O «reçoeiro» que liga a embarcação a terra, corre veloz sobre a alheta de BB, de ré, enquanto nos dirigimos um pouco para norte. Vogamos paralelos á praia, dela distanciados uns bons 100 metros. Percorridos cerca 300m a norte, guina-se para fora, rumo a Oeste .
Largam-se os 1200 metros do «reçoeiro» antes do «càlão» ir borda fora. A este liga-se uma bóia de sinalização, presa a um chicote de 30/40 metros. .A «manga» da rede difere das antigas por não ter «cortiçada» (sendo por isso «menos boieiras»), pois que o cabo de nylon flutuante faz o mesmo efeito.Tem 300 metros de comprimento. Na parte inferior,no «promeu», leva a «chumbada» para arrastar a varredoura pelo fundo. Neste aparelho já não existem as «pandas»,malhas de barro de três furos, que antecederam as chumbadas fazendo o mesmo efeito que estas(afundar o «promeu»).
É chegado o momento de o arrais gritar ao moço: «à borda».Com isso quer dizer que a «sacada» e a «coada» devem ser ajeitadas sobre a borda de estibordo, de um modo impecável, para permitir o seu corrimento sem ensarilhar. Guina-se entretanto para sul. Chegada a vez, o saco sai pela alheta de bombordo a toda a força (nota-se neste momento um particular e intenso esforço, pedido ao motor, com o fim de abrir a «bocada» ).Colocada a sacada no mar , segue a «alcalena», e o resto da manga do sul:- «caçarete» ,«regalo» até chegar ao «claro» que antecede o «càlão».
Presa a este, começa a sair a «mão da barca»,o cabo por onde a rede vai ser puxada para terra (e pelo «reçoeiro»). O «Novo S. José» ruma então já a terra. Para trás as bóias: da «coada» ao centro ,e as dos «càlões» ,a norte e a sul. Quase chegados o arrais faz a pergunta :
-Astão mestre (que sou eu..)!.Eu até me esqueci de lhe praguntar : vossemecê sabe nadar ou não?.
Apeteceu-me responder-lhe como o Ançã : pissalho!
Eu um descendente (?!) do arrais Tomé Rhonca,o tal que ia ali às Américas a nado enquanto a Maria preparava o conduto,não havia de saber nadar? Hòmessa ,crendas lá ber ...Mas o bom homem não o fez por mal. Melhor seria prová-lo .Rápido tiro o boné a e T-shirt e mergulho do «castelo» no mar. Faço os últimos 100 metros a nado ao lado do S.José. Outro camarada, entusiasmado, salta, ele também, e acompanha-me.

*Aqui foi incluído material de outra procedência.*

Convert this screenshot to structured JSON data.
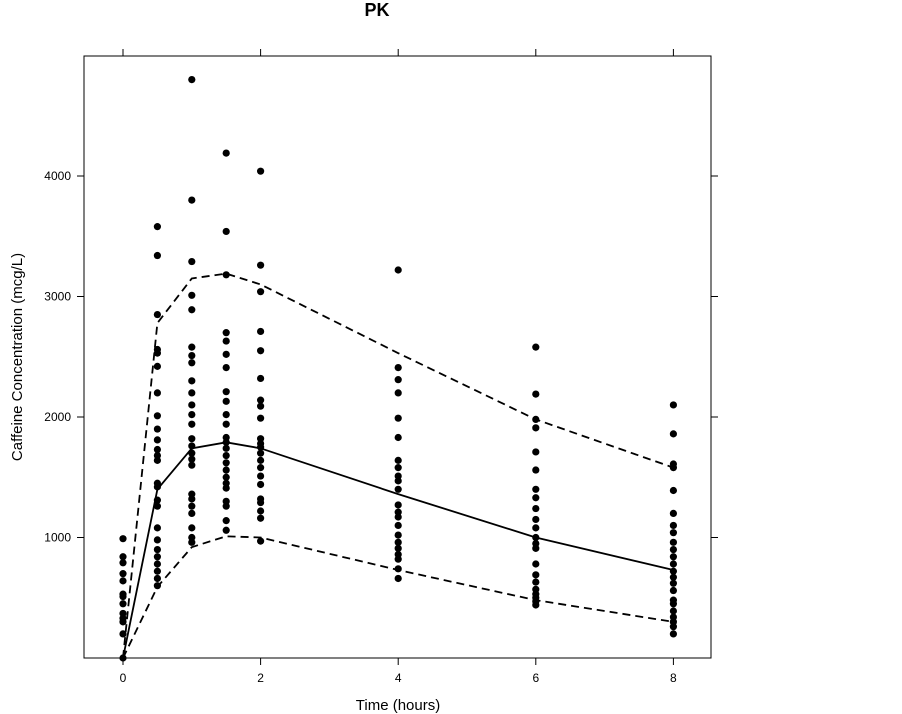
{
  "chart_data": {
    "type": "scatter",
    "title": "PK",
    "xlabel": "Time (hours)",
    "ylabel": "Caffeine Concentration (mcg/L)",
    "xlim": [
      -0.6,
      8.6
    ],
    "ylim": [
      0,
      5000
    ],
    "xticks": [
      0,
      2,
      4,
      6,
      8
    ],
    "yticks": [
      1000,
      2000,
      3000,
      4000
    ],
    "grid": false,
    "colors": {
      "points": "#000000",
      "lines": "#000000"
    },
    "points": [
      {
        "x": 0,
        "y": 0
      },
      {
        "x": 0,
        "y": 200
      },
      {
        "x": 0,
        "y": 300
      },
      {
        "x": 0,
        "y": 330
      },
      {
        "x": 0,
        "y": 370
      },
      {
        "x": 0,
        "y": 450
      },
      {
        "x": 0,
        "y": 510
      },
      {
        "x": 0,
        "y": 530
      },
      {
        "x": 0,
        "y": 640
      },
      {
        "x": 0,
        "y": 700
      },
      {
        "x": 0,
        "y": 790
      },
      {
        "x": 0,
        "y": 840
      },
      {
        "x": 0,
        "y": 990
      },
      {
        "x": 0.5,
        "y": 600
      },
      {
        "x": 0.5,
        "y": 660
      },
      {
        "x": 0.5,
        "y": 720
      },
      {
        "x": 0.5,
        "y": 780
      },
      {
        "x": 0.5,
        "y": 840
      },
      {
        "x": 0.5,
        "y": 900
      },
      {
        "x": 0.5,
        "y": 980
      },
      {
        "x": 0.5,
        "y": 1080
      },
      {
        "x": 0.5,
        "y": 1260
      },
      {
        "x": 0.5,
        "y": 1310
      },
      {
        "x": 0.5,
        "y": 1420
      },
      {
        "x": 0.5,
        "y": 1450
      },
      {
        "x": 0.5,
        "y": 1640
      },
      {
        "x": 0.5,
        "y": 1680
      },
      {
        "x": 0.5,
        "y": 1730
      },
      {
        "x": 0.5,
        "y": 1810
      },
      {
        "x": 0.5,
        "y": 1900
      },
      {
        "x": 0.5,
        "y": 2010
      },
      {
        "x": 0.5,
        "y": 2200
      },
      {
        "x": 0.5,
        "y": 2420
      },
      {
        "x": 0.5,
        "y": 2530
      },
      {
        "x": 0.5,
        "y": 2560
      },
      {
        "x": 0.5,
        "y": 2850
      },
      {
        "x": 0.5,
        "y": 3340
      },
      {
        "x": 0.5,
        "y": 3580
      },
      {
        "x": 1,
        "y": 960
      },
      {
        "x": 1,
        "y": 1000
      },
      {
        "x": 1,
        "y": 1080
      },
      {
        "x": 1,
        "y": 1200
      },
      {
        "x": 1,
        "y": 1260
      },
      {
        "x": 1,
        "y": 1320
      },
      {
        "x": 1,
        "y": 1360
      },
      {
        "x": 1,
        "y": 1600
      },
      {
        "x": 1,
        "y": 1650
      },
      {
        "x": 1,
        "y": 1700
      },
      {
        "x": 1,
        "y": 1760
      },
      {
        "x": 1,
        "y": 1820
      },
      {
        "x": 1,
        "y": 1940
      },
      {
        "x": 1,
        "y": 2020
      },
      {
        "x": 1,
        "y": 2100
      },
      {
        "x": 1,
        "y": 2200
      },
      {
        "x": 1,
        "y": 2300
      },
      {
        "x": 1,
        "y": 2450
      },
      {
        "x": 1,
        "y": 2510
      },
      {
        "x": 1,
        "y": 2580
      },
      {
        "x": 1,
        "y": 2890
      },
      {
        "x": 1,
        "y": 3010
      },
      {
        "x": 1,
        "y": 3290
      },
      {
        "x": 1,
        "y": 3800
      },
      {
        "x": 1,
        "y": 4800
      },
      {
        "x": 1.5,
        "y": 1060
      },
      {
        "x": 1.5,
        "y": 1140
      },
      {
        "x": 1.5,
        "y": 1260
      },
      {
        "x": 1.5,
        "y": 1300
      },
      {
        "x": 1.5,
        "y": 1410
      },
      {
        "x": 1.5,
        "y": 1450
      },
      {
        "x": 1.5,
        "y": 1500
      },
      {
        "x": 1.5,
        "y": 1560
      },
      {
        "x": 1.5,
        "y": 1620
      },
      {
        "x": 1.5,
        "y": 1680
      },
      {
        "x": 1.5,
        "y": 1740
      },
      {
        "x": 1.5,
        "y": 1790
      },
      {
        "x": 1.5,
        "y": 1830
      },
      {
        "x": 1.5,
        "y": 1940
      },
      {
        "x": 1.5,
        "y": 2020
      },
      {
        "x": 1.5,
        "y": 2130
      },
      {
        "x": 1.5,
        "y": 2210
      },
      {
        "x": 1.5,
        "y": 2410
      },
      {
        "x": 1.5,
        "y": 2520
      },
      {
        "x": 1.5,
        "y": 2630
      },
      {
        "x": 1.5,
        "y": 2700
      },
      {
        "x": 1.5,
        "y": 3180
      },
      {
        "x": 1.5,
        "y": 3540
      },
      {
        "x": 1.5,
        "y": 4190
      },
      {
        "x": 2,
        "y": 970
      },
      {
        "x": 2,
        "y": 1160
      },
      {
        "x": 2,
        "y": 1220
      },
      {
        "x": 2,
        "y": 1290
      },
      {
        "x": 2,
        "y": 1320
      },
      {
        "x": 2,
        "y": 1440
      },
      {
        "x": 2,
        "y": 1510
      },
      {
        "x": 2,
        "y": 1580
      },
      {
        "x": 2,
        "y": 1640
      },
      {
        "x": 2,
        "y": 1700
      },
      {
        "x": 2,
        "y": 1750
      },
      {
        "x": 2,
        "y": 1780
      },
      {
        "x": 2,
        "y": 1820
      },
      {
        "x": 2,
        "y": 1990
      },
      {
        "x": 2,
        "y": 2090
      },
      {
        "x": 2,
        "y": 2140
      },
      {
        "x": 2,
        "y": 2320
      },
      {
        "x": 2,
        "y": 2550
      },
      {
        "x": 2,
        "y": 2710
      },
      {
        "x": 2,
        "y": 3040
      },
      {
        "x": 2,
        "y": 3260
      },
      {
        "x": 2,
        "y": 4040
      },
      {
        "x": 4,
        "y": 660
      },
      {
        "x": 4,
        "y": 740
      },
      {
        "x": 4,
        "y": 820
      },
      {
        "x": 4,
        "y": 860
      },
      {
        "x": 4,
        "y": 910
      },
      {
        "x": 4,
        "y": 960
      },
      {
        "x": 4,
        "y": 1020
      },
      {
        "x": 4,
        "y": 1100
      },
      {
        "x": 4,
        "y": 1170
      },
      {
        "x": 4,
        "y": 1210
      },
      {
        "x": 4,
        "y": 1270
      },
      {
        "x": 4,
        "y": 1400
      },
      {
        "x": 4,
        "y": 1470
      },
      {
        "x": 4,
        "y": 1510
      },
      {
        "x": 4,
        "y": 1580
      },
      {
        "x": 4,
        "y": 1640
      },
      {
        "x": 4,
        "y": 1830
      },
      {
        "x": 4,
        "y": 1990
      },
      {
        "x": 4,
        "y": 2200
      },
      {
        "x": 4,
        "y": 2310
      },
      {
        "x": 4,
        "y": 2410
      },
      {
        "x": 4,
        "y": 3220
      },
      {
        "x": 6,
        "y": 440
      },
      {
        "x": 6,
        "y": 470
      },
      {
        "x": 6,
        "y": 500
      },
      {
        "x": 6,
        "y": 530
      },
      {
        "x": 6,
        "y": 570
      },
      {
        "x": 6,
        "y": 630
      },
      {
        "x": 6,
        "y": 690
      },
      {
        "x": 6,
        "y": 780
      },
      {
        "x": 6,
        "y": 910
      },
      {
        "x": 6,
        "y": 950
      },
      {
        "x": 6,
        "y": 1000
      },
      {
        "x": 6,
        "y": 1080
      },
      {
        "x": 6,
        "y": 1150
      },
      {
        "x": 6,
        "y": 1240
      },
      {
        "x": 6,
        "y": 1330
      },
      {
        "x": 6,
        "y": 1400
      },
      {
        "x": 6,
        "y": 1560
      },
      {
        "x": 6,
        "y": 1710
      },
      {
        "x": 6,
        "y": 1910
      },
      {
        "x": 6,
        "y": 1980
      },
      {
        "x": 6,
        "y": 2190
      },
      {
        "x": 6,
        "y": 2580
      },
      {
        "x": 8,
        "y": 200
      },
      {
        "x": 8,
        "y": 260
      },
      {
        "x": 8,
        "y": 300
      },
      {
        "x": 8,
        "y": 340
      },
      {
        "x": 8,
        "y": 390
      },
      {
        "x": 8,
        "y": 450
      },
      {
        "x": 8,
        "y": 480
      },
      {
        "x": 8,
        "y": 560
      },
      {
        "x": 8,
        "y": 620
      },
      {
        "x": 8,
        "y": 670
      },
      {
        "x": 8,
        "y": 720
      },
      {
        "x": 8,
        "y": 780
      },
      {
        "x": 8,
        "y": 840
      },
      {
        "x": 8,
        "y": 900
      },
      {
        "x": 8,
        "y": 960
      },
      {
        "x": 8,
        "y": 1040
      },
      {
        "x": 8,
        "y": 1100
      },
      {
        "x": 8,
        "y": 1200
      },
      {
        "x": 8,
        "y": 1390
      },
      {
        "x": 8,
        "y": 1580
      },
      {
        "x": 8,
        "y": 1610
      },
      {
        "x": 8,
        "y": 1860
      },
      {
        "x": 8,
        "y": 2100
      }
    ],
    "lines": [
      {
        "style": "solid",
        "x": [
          0,
          0.5,
          1,
          1.5,
          2,
          4,
          6,
          8
        ],
        "y": [
          0,
          1400,
          1740,
          1790,
          1740,
          1360,
          1000,
          730
        ]
      },
      {
        "style": "dashed",
        "x": [
          0,
          0.5,
          1,
          1.5,
          2,
          4,
          6,
          8
        ],
        "y": [
          0,
          2780,
          3150,
          3190,
          3100,
          2530,
          1980,
          1580
        ]
      },
      {
        "style": "dashed",
        "x": [
          0,
          0.5,
          1,
          1.5,
          2,
          4,
          6,
          8
        ],
        "y": [
          0,
          590,
          920,
          1010,
          1000,
          730,
          480,
          300
        ]
      }
    ]
  }
}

Na praia um monte de veraneantes recebe a embarcação que rapidamente é atrelada ao trator que a leva até às dunas.Lá no cimo é voltada ,prôa ao mar,pronta a meter de novo o redame.
Reunidos antes de se começar a alar o redame, digo-lhe:
-Tome para uma cerveja com os camaradas---
-Rosa! Vá … vai à loja buscar umas cervejolas. C’a este camarada é companheiro. Vai num pé e vem no outro.
Esta simples mas tão acertada, como subtil, diferença, martelou-me os ouvidos pelo dia fora. Vá-se lá perceber como é que um homem simples clarifica tão bem a dicotomia entre camarada e companheiro. Que grande lição….Anda para aí tanta gente sem o perceber.
Fico a matutar.Que gente é esta,o pescador da xávega, hoje?O lavrador que desceu á borda,humanizando e ruralizando o areal, já partiu ,hà muito(?!).E levou com ele os bois.O espetáculo perdeu força e movimento.Perdeu beleza.